Kaiser Permanente Training Tips

Self-Care for Runners

Kaiser Permanente Centers for Complementary Medicine (kpccm.org)

Running is a physically demanding, high impact sport. Whether you’ve got 10 marathons under your belt, or you’re training for your very first 5k, a good self-care routine is essential to preventing injury. Here are a few self-care tips that will help keep you healthy and happy throughout the training process!

Help Prevent Shin Splints

Shin splints can be the painful and bothersome result of training to intensely too soon. Try these exercises to help strengthen the muscles around the Tibia (the shin bone)

Duck Walks

For each set, walk 20 to 30 feet on your heels.
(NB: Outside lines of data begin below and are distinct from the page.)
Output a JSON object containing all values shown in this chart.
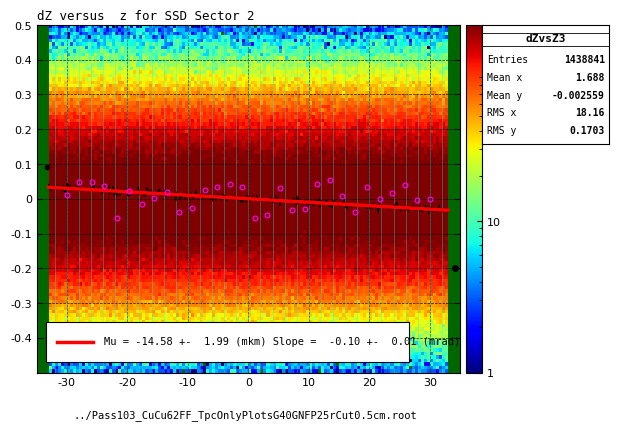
{
  "title": "dZ versus  z for SSD Sector 2",
  "xlabel": "../Pass103_CuCu62FF_TpcOnlyPlotsG40GNFP25rCut0.5cm.root",
  "xlim": [
    -35,
    35
  ],
  "ylim": [
    -0.5,
    0.5
  ],
  "xticks": [
    -30,
    -20,
    -10,
    0,
    10,
    20,
    30
  ],
  "yticks": [
    -0.4,
    -0.3,
    -0.2,
    -0.1,
    0.0,
    0.1,
    0.2,
    0.3,
    0.4,
    0.5
  ],
  "stats_title": "dZvsZ3",
  "stats": [
    [
      "Entries",
      "1438841"
    ],
    [
      "Mean x",
      "1.688"
    ],
    [
      "Mean y",
      "-0.002559"
    ],
    [
      "RMS x",
      "18.16"
    ],
    [
      "RMS y",
      "0.1703"
    ]
  ],
  "legend_text": "Mu = -14.58 +-  1.99 (mkm) Slope =  -0.10 +-  0.01 (mrad)",
  "fit_slope": -0.001,
  "fit_intercept": 0.0,
  "background_color": "#ffffff",
  "plot_bg_color": "#006600",
  "colormap": "jet",
  "seed": 42,
  "profile_seed": 10
}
  • Toes turned out (duck toed)
  • Toes turned in (pigeon toed)

Calf stretch (pyramid pose)

From standing, step  the right leg back 2.5 feet. Be sure all ten toes, and both hip points face forward. Fold forward over straight legs. Hands can rest on the ground or on blocks for support. Switch legs when ready.

Post-Run Yoga Poses

Yoga can be a runner’s best friend. Try these simple poses after a run to help release tension and keep the body flexible. Hold each pose for 30 seconds to 1 minute on each side.

Runner’s lunge

Stack the right knee over ankle. Come to the pinky edge of the right foot. Place padding underneath extended left knee if needed. Hands or forearms come to the mat. Maintain a straight spine and don’t forget to breathe. You should feel this in the hip flexors and quads. Switch sides when ready.

Wide-leg forward fold

Ground down through your sits bones. Legs are engaged, toes point straight upwards. Engage your core as you hinge from your hips to fold forward. You should feel the stretch across your groins, Hamstrings, and lower back.

Figure 4

Lying on your back, plant the soles of your feet on the ground. Cross right ankle over the top of the left knee. If you’d like to intensify, reach through your legs and clasp your hands around the Hamstring or shin of the left leg. You should feel this in your gluts and piriformis muscle (underneath the gluts).

Hamstring stretch

Lying on your back, extend right leg into the air, left leg extends long on the mat. Keep the low back rooting down into the ground as you clasp your hands around the Hamstring of the right leg. Keep shoulders and neck on the ground. Slowly, pull the leg towards you until you reach the threshold of your flexibility. Hold here and breathe. Switch legs when you’re ready.

Epsom Salt Baths

Epsom salt baths are great after a training session. Try adding 4 cups of Epsom salts to warm/hot water and soak for at least 20 minutes. The magnesium content of the salts helps to ease inflammation in tissues and joints, and thus can help to reduce delayed onset muscle soreness (DOMS). Add essential oils for extra relaxation effect.


Regular self-massage can be a powerful tool to help eliminate muscle adhesions before they become an issue and to help prevent injury. All you need is a simple tennis ball!

It’s important to remember that more is not necessarily better, and that while sensation is okay, pain is a clear indicator to back off. Be sure to listen to your body as you perform these exercises.


To target the plantar fascia, gently roll the tennis ball across the sole of your foot. This can be done standing or seated if the pressure is too intense.

Upper back and shoulders

Place tennis ball between spine and shoulder blades. Adjust pressure according to comfort.


Come to a comfortable seat. Begin by placing the tennis ball underneath your sit bones and roll gentle circles. Use your upper body to help dictate a comfortable pressure. Roll slow circles upwards and then along your iliac crest (hip bone) to help release the soft tissue.

IT Band

Most folks use a foam roller to work out their IT bands. This can be a great tool! However, a tennis ball can be just as useful to release this band of connective tissue.